Another quality Germans appear to want in their leader is cunning. Bismarck was a master of balancing Europe. By cunning, Hitler gained large tracts of Europe without firing a gun. Friedrich Nietzsche wrote in Beyond Good and Evil: Prelude to a Philosophy of the Future, “It’s not for nothing that the Germans [die Deutsche] are called the ‘tiusche’ people, the ‘Tausche’ (deceptive) people ….” Today, that kind of German leader has yet to rise—but one might be poised. When he arrives, the next, and second-to-last, phase of the national cycle will begin. Once Germans install a strong man, they become fiercely loyal to that man and his vision.

In World War ii, the world witnessed ordinary Germans commit unspeakable crimes against their neighbors and Jews. However, when Adenaeur took the reigns of control after the war, Germans rallied to his vision for the country. In what many remarked was a miracle, Germany rose from the ashes of the war to great power within a decade. It is this apparent contradiction within the German soul, being willing to shift its loyalties from one man to the next, from one vision to the next, from good to evil, that perplexes and frightens Europe. What Germany is today is not what Germany will be tomorrow. Germany is a chameleon.

Once Germany has a strong man at the helm, Germany enters a stage of stability, ambition and fearlessness. A sense of national destiny sets in. During this stage, Germany is most dangerous and cunning. In history, this stage can be compared to the Hitler years of 1933-1939 when symptoms of German belligerency were at their highest.

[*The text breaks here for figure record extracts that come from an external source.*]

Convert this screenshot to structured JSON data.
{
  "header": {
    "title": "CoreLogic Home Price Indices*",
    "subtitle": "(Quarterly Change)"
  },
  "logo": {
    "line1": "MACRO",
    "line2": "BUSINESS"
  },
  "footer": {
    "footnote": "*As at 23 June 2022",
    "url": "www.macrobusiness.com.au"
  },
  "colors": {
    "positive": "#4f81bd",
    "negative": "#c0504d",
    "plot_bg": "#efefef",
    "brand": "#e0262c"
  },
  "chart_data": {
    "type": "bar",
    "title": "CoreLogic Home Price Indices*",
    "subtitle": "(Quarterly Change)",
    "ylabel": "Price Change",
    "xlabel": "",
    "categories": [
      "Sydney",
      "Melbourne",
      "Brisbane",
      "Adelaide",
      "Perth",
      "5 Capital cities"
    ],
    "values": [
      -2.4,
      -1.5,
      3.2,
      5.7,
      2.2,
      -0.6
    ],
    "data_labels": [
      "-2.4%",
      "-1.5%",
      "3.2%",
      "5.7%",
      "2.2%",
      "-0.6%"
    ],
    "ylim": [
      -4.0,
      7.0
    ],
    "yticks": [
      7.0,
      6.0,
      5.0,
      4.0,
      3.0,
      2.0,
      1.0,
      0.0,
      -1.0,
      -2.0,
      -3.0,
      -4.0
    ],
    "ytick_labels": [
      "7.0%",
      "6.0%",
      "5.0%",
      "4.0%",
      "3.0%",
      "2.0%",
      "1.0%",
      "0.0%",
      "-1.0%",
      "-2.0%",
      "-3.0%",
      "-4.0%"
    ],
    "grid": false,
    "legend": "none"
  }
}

The final stage, then, is marked by war preparations and war itself, as Germany tries to bring Europe and the world under its heel. The last stage of this cycle is defeat at the hands of enemies, after which, at some point, the cycle begins again.

After Germany was defeated in World War ii, it was forced to adopt democracy. But that is not the German way! Forced into a democratic straitjacket, it immediately went to work applying an imperialist policy within Europe: By cunning, Germany has maneuvered its way to the top of the European Union. At its heart, Germany’s imperialist policy is an expansionist policy, which means Germany must dominate. And today, as former Prime Minister Thatcher said, Europe is anchored to Germany.

That is why, as Barzini wrote, “It is therefore once again essential for everybody, the French, the British, the Italians, the other Europeans, as well as the Americans and the Soviets, to keep an eye across the Rhine and the Alps and the Elbe in order to figure out, as our fathers, grandfathers, great-grandfathers, the ancient Romans, and remote ancestors had to do, who the Germans are, who they think they are, what they are doing, and where they will go next …” (op. cit.).

Should we be surprised at Germany’s disaffection with democracy? Actually that trend aligns perfectly with its history and national cycle.

We can know where Germany is going next. Facing mounting international instability and growing dissatisfaction with the current disorder at home, Germany is ripe for the rise of another strong man.